4. For every $g \in \mathbb Q[x]$ of degree $N$, the set of $q \in \mathbb Q$ with $\sqrt[m]{g(q)} \notin\mathbb Q$ is dense in $\mathbb Q$.

This is easy to see because affine transformation of the domain of a polynomial preserves the degree $N$ condition (i.e., for $c, d \in \mathbb Q$ with $c \neq 0$ and $f(x) = g(cx+d)$, we have $\deg f = \deg g$).

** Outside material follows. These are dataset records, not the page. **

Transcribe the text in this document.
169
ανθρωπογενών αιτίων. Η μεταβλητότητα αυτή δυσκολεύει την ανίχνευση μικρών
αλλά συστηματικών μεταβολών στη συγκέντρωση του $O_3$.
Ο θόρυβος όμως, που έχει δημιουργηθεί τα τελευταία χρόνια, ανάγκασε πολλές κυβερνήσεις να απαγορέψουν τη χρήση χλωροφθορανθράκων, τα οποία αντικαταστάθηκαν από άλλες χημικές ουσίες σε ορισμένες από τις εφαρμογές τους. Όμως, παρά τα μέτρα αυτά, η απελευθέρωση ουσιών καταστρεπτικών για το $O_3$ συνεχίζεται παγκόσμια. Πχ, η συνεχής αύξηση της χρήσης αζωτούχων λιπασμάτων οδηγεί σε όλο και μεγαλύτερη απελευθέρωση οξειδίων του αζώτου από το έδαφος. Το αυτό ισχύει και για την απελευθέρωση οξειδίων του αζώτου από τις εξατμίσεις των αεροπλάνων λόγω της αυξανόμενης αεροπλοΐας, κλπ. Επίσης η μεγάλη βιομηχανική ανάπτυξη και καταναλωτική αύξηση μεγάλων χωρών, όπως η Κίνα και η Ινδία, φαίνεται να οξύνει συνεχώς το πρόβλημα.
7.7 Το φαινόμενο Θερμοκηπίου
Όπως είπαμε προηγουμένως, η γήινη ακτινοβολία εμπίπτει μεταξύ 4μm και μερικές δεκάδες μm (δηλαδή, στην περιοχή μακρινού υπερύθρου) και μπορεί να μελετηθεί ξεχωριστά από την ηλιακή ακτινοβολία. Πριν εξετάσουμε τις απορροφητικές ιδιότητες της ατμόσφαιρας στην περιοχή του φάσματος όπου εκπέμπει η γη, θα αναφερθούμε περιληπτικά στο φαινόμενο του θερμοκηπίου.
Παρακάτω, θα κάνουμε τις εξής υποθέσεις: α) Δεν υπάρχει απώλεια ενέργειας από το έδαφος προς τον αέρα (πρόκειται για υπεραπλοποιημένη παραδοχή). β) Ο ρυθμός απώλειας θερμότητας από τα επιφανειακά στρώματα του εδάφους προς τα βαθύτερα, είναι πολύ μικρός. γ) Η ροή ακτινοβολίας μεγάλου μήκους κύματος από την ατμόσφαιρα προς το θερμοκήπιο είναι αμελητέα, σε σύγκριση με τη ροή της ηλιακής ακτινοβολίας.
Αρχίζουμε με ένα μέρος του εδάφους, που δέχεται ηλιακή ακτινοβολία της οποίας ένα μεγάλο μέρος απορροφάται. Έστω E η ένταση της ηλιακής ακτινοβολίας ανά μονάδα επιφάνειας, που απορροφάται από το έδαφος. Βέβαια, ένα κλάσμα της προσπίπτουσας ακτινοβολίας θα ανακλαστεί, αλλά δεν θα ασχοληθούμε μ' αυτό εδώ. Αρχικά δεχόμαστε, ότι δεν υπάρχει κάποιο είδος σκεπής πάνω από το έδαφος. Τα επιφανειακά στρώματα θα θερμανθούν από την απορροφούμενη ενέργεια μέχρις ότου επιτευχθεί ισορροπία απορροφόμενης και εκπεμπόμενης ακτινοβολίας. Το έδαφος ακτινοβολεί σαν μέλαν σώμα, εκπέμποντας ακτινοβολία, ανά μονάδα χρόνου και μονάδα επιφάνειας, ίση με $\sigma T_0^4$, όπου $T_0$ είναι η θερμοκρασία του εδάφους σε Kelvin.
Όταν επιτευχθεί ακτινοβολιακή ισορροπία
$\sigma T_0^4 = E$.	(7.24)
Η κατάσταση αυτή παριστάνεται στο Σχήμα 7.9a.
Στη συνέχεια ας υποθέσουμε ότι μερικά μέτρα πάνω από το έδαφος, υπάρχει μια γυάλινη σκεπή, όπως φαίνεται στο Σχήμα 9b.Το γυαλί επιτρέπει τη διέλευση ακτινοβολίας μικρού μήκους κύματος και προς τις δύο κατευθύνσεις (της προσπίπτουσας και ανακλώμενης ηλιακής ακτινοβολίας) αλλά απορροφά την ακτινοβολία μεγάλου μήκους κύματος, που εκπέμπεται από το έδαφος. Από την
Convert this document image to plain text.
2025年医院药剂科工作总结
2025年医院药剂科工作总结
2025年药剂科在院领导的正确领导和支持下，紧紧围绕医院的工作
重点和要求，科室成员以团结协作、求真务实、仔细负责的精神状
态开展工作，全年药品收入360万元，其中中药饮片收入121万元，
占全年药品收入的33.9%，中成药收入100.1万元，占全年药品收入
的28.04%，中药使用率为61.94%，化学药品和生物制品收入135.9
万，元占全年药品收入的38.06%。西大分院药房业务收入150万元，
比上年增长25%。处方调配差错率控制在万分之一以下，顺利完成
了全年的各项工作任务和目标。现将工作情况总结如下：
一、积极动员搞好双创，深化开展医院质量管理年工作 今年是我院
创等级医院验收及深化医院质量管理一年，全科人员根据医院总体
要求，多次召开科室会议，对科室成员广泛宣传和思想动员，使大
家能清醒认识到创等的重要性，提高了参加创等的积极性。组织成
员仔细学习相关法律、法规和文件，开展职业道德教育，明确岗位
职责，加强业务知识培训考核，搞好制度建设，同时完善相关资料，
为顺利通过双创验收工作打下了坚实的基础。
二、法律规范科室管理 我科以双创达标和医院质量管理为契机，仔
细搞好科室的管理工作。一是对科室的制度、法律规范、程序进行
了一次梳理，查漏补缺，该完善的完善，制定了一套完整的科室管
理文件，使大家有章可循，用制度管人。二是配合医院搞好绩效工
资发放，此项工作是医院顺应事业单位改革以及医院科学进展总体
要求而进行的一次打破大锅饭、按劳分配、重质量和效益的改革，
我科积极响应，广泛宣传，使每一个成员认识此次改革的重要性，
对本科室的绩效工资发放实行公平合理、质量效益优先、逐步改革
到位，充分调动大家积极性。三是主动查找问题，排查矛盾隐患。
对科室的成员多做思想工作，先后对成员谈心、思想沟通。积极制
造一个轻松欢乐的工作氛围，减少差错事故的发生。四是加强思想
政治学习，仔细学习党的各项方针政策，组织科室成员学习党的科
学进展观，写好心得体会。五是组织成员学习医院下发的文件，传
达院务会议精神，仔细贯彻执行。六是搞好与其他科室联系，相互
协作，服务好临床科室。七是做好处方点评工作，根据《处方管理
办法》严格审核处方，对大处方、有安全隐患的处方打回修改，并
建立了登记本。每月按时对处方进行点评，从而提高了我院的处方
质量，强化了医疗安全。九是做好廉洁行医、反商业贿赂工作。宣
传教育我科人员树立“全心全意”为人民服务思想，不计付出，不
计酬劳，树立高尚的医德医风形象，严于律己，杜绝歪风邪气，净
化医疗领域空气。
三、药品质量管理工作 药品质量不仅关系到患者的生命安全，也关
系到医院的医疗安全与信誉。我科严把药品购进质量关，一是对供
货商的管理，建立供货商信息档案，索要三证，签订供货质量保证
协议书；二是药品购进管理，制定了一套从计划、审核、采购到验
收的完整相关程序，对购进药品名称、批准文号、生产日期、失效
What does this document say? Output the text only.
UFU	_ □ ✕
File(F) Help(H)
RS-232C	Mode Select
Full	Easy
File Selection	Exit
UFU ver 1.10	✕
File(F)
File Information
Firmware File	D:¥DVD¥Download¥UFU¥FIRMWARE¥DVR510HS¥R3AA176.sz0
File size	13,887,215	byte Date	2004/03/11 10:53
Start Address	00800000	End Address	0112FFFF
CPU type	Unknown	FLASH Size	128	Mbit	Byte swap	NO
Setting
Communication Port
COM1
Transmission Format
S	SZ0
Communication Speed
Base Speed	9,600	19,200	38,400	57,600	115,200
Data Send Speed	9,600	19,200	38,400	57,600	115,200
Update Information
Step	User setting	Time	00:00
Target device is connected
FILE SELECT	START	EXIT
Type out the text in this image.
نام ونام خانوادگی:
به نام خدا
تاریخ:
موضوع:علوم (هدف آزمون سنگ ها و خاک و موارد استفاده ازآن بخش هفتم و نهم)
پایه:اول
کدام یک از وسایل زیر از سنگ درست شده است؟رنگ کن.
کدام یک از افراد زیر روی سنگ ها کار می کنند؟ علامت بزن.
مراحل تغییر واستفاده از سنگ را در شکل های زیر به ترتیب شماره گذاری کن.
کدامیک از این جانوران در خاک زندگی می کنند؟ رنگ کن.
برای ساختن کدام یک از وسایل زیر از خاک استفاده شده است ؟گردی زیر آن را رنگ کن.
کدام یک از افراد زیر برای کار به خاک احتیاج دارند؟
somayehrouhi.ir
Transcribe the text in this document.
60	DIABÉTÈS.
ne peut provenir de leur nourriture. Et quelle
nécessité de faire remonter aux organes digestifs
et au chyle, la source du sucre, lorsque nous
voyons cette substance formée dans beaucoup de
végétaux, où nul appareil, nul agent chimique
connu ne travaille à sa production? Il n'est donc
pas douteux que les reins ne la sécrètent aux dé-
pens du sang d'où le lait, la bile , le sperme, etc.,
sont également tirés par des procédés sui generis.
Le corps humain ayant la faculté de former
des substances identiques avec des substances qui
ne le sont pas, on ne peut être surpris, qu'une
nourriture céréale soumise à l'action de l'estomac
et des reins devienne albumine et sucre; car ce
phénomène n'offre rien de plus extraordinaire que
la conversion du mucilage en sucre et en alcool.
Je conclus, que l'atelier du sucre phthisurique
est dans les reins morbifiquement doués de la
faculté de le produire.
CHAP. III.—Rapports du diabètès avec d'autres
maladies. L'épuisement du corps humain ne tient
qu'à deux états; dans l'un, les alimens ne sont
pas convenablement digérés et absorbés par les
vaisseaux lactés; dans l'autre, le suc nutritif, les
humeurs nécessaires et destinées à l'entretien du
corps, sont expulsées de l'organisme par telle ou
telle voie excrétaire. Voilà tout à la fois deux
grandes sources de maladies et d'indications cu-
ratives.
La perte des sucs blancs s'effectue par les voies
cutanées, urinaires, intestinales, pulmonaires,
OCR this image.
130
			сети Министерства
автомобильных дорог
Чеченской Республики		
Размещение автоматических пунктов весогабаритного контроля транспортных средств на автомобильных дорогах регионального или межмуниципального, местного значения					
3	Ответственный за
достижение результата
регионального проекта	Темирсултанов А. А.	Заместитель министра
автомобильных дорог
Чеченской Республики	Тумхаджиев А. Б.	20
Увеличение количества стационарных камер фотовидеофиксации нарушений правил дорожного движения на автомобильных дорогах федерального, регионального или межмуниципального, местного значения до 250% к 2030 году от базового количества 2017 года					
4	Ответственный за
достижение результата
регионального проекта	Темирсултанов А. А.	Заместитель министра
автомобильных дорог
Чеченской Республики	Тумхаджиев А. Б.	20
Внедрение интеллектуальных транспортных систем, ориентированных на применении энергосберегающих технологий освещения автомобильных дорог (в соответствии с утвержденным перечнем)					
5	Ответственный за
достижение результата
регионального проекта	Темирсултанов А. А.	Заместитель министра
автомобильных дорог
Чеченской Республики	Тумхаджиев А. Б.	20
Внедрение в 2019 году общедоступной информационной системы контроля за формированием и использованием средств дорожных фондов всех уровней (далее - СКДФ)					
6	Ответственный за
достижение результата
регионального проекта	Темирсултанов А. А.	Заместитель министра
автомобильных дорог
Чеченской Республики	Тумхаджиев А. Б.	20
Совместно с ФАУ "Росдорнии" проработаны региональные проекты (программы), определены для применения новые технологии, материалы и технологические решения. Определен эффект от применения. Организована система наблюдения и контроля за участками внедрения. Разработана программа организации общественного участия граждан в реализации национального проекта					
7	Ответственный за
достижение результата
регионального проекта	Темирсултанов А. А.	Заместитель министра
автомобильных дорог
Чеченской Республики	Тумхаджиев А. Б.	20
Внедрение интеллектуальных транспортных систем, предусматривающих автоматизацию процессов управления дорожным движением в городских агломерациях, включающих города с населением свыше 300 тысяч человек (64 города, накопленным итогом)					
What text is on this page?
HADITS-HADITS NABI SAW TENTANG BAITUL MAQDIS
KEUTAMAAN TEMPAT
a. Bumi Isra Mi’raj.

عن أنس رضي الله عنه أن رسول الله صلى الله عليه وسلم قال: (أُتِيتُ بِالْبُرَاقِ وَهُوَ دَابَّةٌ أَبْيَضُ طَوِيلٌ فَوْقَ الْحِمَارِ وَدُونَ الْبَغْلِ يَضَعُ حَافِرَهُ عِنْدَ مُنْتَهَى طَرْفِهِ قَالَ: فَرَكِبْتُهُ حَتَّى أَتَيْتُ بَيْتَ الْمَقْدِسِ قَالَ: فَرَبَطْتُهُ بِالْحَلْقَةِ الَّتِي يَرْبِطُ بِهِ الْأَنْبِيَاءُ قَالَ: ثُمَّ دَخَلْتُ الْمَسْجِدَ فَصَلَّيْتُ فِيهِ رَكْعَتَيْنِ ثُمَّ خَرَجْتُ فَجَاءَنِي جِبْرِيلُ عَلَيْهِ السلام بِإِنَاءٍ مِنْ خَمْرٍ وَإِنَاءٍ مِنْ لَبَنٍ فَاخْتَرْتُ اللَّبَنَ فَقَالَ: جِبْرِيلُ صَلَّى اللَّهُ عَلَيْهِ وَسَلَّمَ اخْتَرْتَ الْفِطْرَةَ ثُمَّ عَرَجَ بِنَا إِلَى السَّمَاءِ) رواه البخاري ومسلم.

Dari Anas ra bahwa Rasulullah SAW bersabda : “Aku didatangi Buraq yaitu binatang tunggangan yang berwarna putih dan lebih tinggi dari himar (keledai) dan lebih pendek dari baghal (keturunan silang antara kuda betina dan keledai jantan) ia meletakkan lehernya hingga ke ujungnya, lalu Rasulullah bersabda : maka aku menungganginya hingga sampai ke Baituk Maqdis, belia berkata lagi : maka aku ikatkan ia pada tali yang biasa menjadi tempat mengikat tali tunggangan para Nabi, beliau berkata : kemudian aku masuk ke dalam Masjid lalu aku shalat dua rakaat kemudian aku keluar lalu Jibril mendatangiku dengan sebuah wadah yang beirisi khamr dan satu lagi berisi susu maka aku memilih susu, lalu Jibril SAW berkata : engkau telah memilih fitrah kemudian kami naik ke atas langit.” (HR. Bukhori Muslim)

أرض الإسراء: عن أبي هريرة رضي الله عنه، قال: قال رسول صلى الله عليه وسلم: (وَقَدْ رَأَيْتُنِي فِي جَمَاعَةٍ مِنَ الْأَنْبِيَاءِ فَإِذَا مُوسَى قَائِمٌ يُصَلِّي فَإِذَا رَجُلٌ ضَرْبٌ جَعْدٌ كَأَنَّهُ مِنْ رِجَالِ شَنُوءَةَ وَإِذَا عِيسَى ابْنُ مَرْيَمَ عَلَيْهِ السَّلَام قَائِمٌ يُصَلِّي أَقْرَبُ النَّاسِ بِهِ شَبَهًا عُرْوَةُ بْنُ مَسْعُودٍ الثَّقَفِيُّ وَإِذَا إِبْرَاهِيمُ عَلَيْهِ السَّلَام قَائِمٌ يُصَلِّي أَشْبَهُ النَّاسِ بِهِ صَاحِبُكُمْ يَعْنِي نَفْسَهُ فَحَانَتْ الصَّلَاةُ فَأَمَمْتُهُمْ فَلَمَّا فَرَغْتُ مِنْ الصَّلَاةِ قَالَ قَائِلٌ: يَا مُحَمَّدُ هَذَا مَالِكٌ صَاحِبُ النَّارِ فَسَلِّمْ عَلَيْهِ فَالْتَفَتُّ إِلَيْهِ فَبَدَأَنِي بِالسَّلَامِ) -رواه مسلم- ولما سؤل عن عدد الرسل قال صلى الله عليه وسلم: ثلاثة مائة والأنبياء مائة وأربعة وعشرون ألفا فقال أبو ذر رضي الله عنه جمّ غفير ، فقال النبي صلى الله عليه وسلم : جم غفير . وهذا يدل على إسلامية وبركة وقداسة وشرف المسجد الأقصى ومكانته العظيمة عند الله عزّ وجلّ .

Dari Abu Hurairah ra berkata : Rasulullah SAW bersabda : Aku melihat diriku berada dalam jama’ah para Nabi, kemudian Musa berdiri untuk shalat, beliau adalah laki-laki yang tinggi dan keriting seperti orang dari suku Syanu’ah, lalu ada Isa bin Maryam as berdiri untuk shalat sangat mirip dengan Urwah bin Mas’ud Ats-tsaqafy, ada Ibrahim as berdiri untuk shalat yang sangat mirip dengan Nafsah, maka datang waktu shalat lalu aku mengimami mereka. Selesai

My other observation is this question evokes the proof of the rational root theorem somehow; we're trying to find $q$ such that $g(q) = s^m$ has no solution in $\mathbb Q$. Let $D$ be the LCM of the denominators in $g$, and let $D \mid r^m$ for some $r \in \mathbb Z$. Then $r^m q \in \mathbb Z[x]$. Suppose that $a/b \in \mathbb Q$ with $a, b \in \mathbb Z$ such that $$b^{Km}r^mg(a/b) = s^m$$ for sufficiently large $K$ so that the denominators are cleared in $r^mg(a/b)$; $Km \ge N$ does the trick. A rational solution for $s$ is then necessarily an integer by the rational root theorem.

Let's write $$r^m g(x) = \sum_{n=0}^N C_n x^n,$$ where $C_n \in \mathbb Z$ by construction. Then $$b^{Km} r^m g(a/b) = b^{Km-N} \sum_{n=0}^N C_n a^nb^{N-n}.$$ Taking $a, b$ to be relatively prime, we can conclude that $a \mid s^m-C_0b^N$. Since $m \not\mid N$ holds in the original question (and is a necessary condition for the above equivalent conditions to hold), we can also conclude that $Km-N>0$ so $b \mid s^m$. This isn't as clean as the standard rational root theorem, but maybe this setup is usable somehow?